Lichtstrahl der Zuversicht
Staatskapelle, Staatsopernchor und Solisten begeisterten beim Palmsonntagskonzert in der Dresdner Semperoper.
Schon Wochen vorher waren sie ausverkauft, das Palmsonntagskonzert der Sächsischen Staatskapelle Dresden und die Wiederholung am Montag. Seit das Orchester in dieser Zeit nicht mehr vor allem in Salzburg weilt, hat das traditionsreiche Format Aufmerksamkeit zurückerhalten. Einen weiteren Grund lieferte Herbert Blomstedt, der das Programm wie schon im Jahr zuvor leiten sollte.

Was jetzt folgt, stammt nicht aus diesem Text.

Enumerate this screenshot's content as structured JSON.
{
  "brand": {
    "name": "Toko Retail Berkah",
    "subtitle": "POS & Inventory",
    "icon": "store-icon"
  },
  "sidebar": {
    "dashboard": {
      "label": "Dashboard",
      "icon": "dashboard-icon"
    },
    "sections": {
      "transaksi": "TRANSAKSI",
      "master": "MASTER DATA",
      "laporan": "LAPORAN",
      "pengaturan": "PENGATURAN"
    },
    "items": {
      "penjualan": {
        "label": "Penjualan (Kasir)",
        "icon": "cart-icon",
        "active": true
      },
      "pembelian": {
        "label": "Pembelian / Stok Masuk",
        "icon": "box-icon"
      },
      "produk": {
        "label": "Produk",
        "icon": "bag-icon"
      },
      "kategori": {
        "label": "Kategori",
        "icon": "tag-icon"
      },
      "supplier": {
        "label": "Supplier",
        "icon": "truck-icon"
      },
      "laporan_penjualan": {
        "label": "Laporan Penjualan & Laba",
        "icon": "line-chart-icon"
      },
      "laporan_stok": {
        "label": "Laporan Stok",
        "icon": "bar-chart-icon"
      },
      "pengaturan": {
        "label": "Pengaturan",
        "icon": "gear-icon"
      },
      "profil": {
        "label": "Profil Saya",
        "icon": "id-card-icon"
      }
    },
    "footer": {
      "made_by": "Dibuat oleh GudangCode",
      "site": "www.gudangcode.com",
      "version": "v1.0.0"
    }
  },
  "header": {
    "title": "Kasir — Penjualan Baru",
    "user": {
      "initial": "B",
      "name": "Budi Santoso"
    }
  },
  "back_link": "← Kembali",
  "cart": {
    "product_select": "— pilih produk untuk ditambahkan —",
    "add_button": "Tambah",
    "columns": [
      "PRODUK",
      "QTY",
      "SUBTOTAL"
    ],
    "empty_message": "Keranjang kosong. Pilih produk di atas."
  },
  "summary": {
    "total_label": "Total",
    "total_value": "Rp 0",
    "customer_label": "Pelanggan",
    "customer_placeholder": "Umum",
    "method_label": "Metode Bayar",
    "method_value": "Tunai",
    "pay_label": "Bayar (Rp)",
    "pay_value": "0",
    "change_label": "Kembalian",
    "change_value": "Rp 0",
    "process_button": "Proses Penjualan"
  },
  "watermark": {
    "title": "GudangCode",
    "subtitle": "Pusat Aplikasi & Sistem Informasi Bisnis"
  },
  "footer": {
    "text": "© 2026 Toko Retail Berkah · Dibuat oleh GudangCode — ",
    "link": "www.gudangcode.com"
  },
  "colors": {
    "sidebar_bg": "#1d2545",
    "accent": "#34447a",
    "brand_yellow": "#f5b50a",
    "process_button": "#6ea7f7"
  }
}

Dass der Ehrendirigent im 97. Lebensjahr krankheitsbedingt absagte, gehört zu den Lebensrisiken auch fürs Publikum. Das wurde mit Manfred Honeck am Pult vorzüglich bedient. Der Beifallssturm am Montag verdeutlichte es. Und er war berechtigt.

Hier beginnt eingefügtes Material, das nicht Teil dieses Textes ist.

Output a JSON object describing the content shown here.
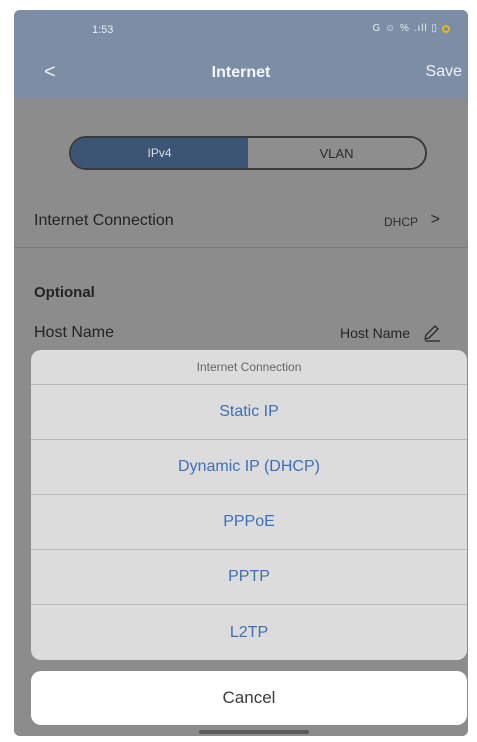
{
  "status_bar": {
    "time": "1:53",
    "icons": "G ☺ % .ıll ▯"
  },
  "nav": {
    "back": "<",
    "title": "Internet",
    "save": "Save"
  },
  "tabs": [
    {
      "label": "IPv4",
      "active": true
    },
    {
      "label": "VLAN",
      "active": false
    }
  ],
  "connection_row": {
    "label": "Internet Connection",
    "value": "DHCP",
    "chevron": ">"
  },
  "optional": {
    "title": "Optional",
    "host_name_label": "Host Name",
    "host_name_placeholder": "Host Name"
  },
  "action_sheet": {
    "title": "Internet Connection",
    "options": [
      "Static IP",
      "Dynamic IP (DHCP)",
      "PPPoE",
      "PPTP",
      "L2TP"
    ],
    "cancel": "Cancel"
  },
  "colors": {
    "header": "#7b8ea6",
    "segment_active": "#3d5575",
    "option_text": "#3d6fb8",
    "overlay": "#8c8c8c"
  }
}
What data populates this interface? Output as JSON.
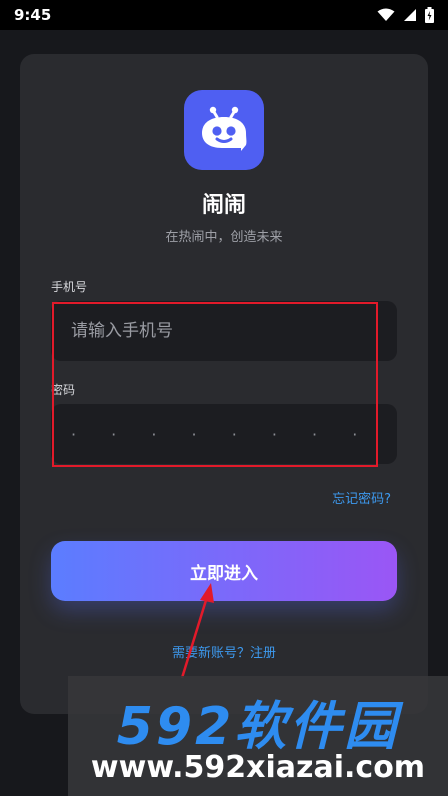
{
  "status_bar": {
    "time": "9:45"
  },
  "app": {
    "name": "闹闹",
    "tagline": "在热闹中，创造未来"
  },
  "form": {
    "phone_label": "手机号",
    "phone_placeholder": "请输入手机号",
    "password_label": "密码",
    "password_mask": "· · · · · · · ·",
    "forgot_password": "忘记密码?",
    "submit_label": "立即进入",
    "register_link": "需要新账号？注册"
  },
  "watermark": {
    "logo_text": "592软件园",
    "url": "www.592xiazai.com"
  },
  "colors": {
    "background": "#17181c",
    "card": "#2a2b2f",
    "accent": "#4f5ff2",
    "gradient_start": "#5b7dff",
    "gradient_end": "#9a56f5",
    "link": "#3d99ee",
    "annotation": "#e21a2a"
  },
  "icons": [
    "wifi-icon",
    "signal-icon",
    "battery-icon",
    "robot-chat-icon"
  ]
}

Mit dem Dirigentenwechsel ging eine Programmänderung einher: Statt der „Zweiten Schubert“lieferte Beethovens sinfonischer Erstling den Einstieg. Dies straffte den dramaturgischen Bogen, bezog sich doch das Hauptwerk des Abends, Mendelssohns Sinfoniekantate „Lobgesang“, stark auf Beethovens „Neunte“.
Ludwig van Beethoven läutete 1800 mit seiner ersten Sinfonie eine neue Ära ein. Das zeigen schon die Einstiegstakte, in denen der Komponist mit Schlusswendungen verwirrt, statt eine Grundtonart zu markieren. Dirigent Honeck ließ im drängenden Kopfsatz das frische Selbstbewusstsein hören, ein elegant fließendes Andante folgen.
Temporeich und akzentuiert: die weiteren Sätze voller Visionen. Hier schrieb ein Sinfoniker, der den Klassikern Mozart und Haydn entwachsen war.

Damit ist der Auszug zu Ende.